Holter Monitoring


A Holter monitor, also known as ambulatory electrocardiography, is a machine that continuously records the heart’s rhythms.   Holter monitoring determines how the heart responds to normal activity.

The monitor can also be used:

  • When starting a new heart medicine
  • After a heart attack
  • To diagnose heart rhythm problems

It can also be used to diagnose:

  • Atrial fibrillation/flutter
  • Multifocal atrial tachycardia
  • Paroxysmal supraventricular tachycardia
  • Palpitations
  • Reasons for fainting

We may also order a Holter monitor if you have a heart condition that increases your risk of an abnormal heart rhythm, such as hypertrophic cardiomyopathy. We may suggest you wear a Holter monitor for a day, even if you haven’t had any symptoms of an abnormal heartbeat.
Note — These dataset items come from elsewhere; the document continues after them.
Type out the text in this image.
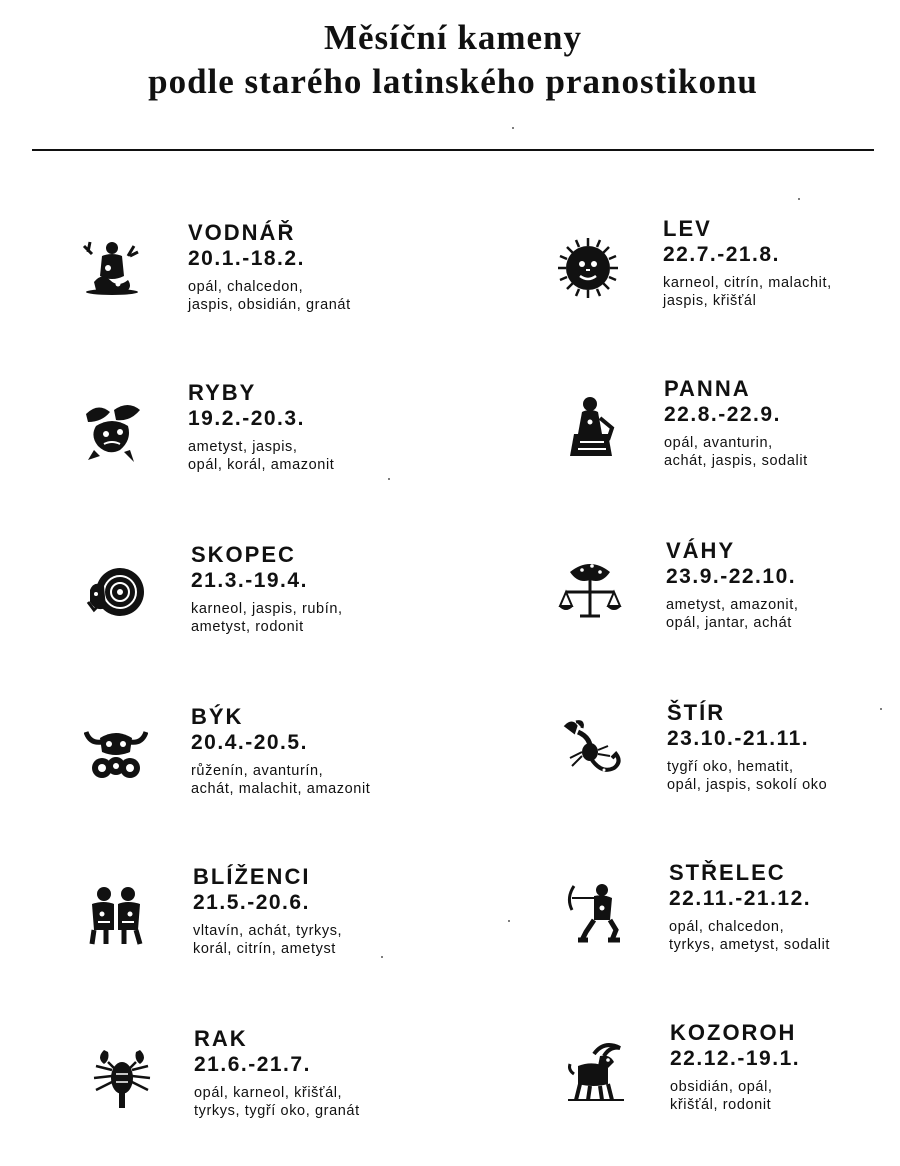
Měsíční kameny
podle starého latinského pranostikonu
VODNÁŘ
20.1.-18.2.
opál, chalcedon,
jaspis, obsidián, granát
RYBY
19.2.-20.3.
ametyst, jaspis,
opál, korál, amazonit
SKOPEC
21.3.-19.4.
karneol, jaspis, rubín,
ametyst, rodonit
BÝK
20.4.-20.5.
růženín, avanturín,
achát, malachit, amazonit
BLÍŽENCI
21.5.-20.6.
vltavín, achát, tyrkys,
korál, citrín, ametyst
RAK
21.6.-21.7.
opál, karneol, křišťál,
tyrkys, tygří oko, granát
LEV
22.7.-21.8.
karneol, citrín, malachit,
jaspis, křišťál
PANNA
22.8.-22.9.
opál, avanturin,
achát, jaspis, sodalit
VÁHY
23.9.-22.10.
ametyst, amazonit,
opál, jantar, achát
ŠTÍR
23.10.-21.11.
tygří oko, hematit,
opál, jaspis, sokolí oko
STŘELEC
22.11.-21.12.
opál, chalcedon,
tyrkys, ametyst, sodalit
KOZOROH
22.12.-19.1.
obsidián, opál,
křišťál, rodonit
The monitor is usually worn for 24 hours during normal activity. A nurse will attach electrodes (small conducting patches) to your chest and connect them to a small recording monitor. You will carry the Holter monitor in a pocket or in a small pouch worn around your neck or waist. The monitor is battery operated.

While you wear the monitor, it records your heart’s electrical activity. You should keep a diary of what activities you perform while wearing the monitor. After 24-hours, return the monitor to your heart our office. Dr. Popper will look at the records and see if there have been any irregular heart rhythms.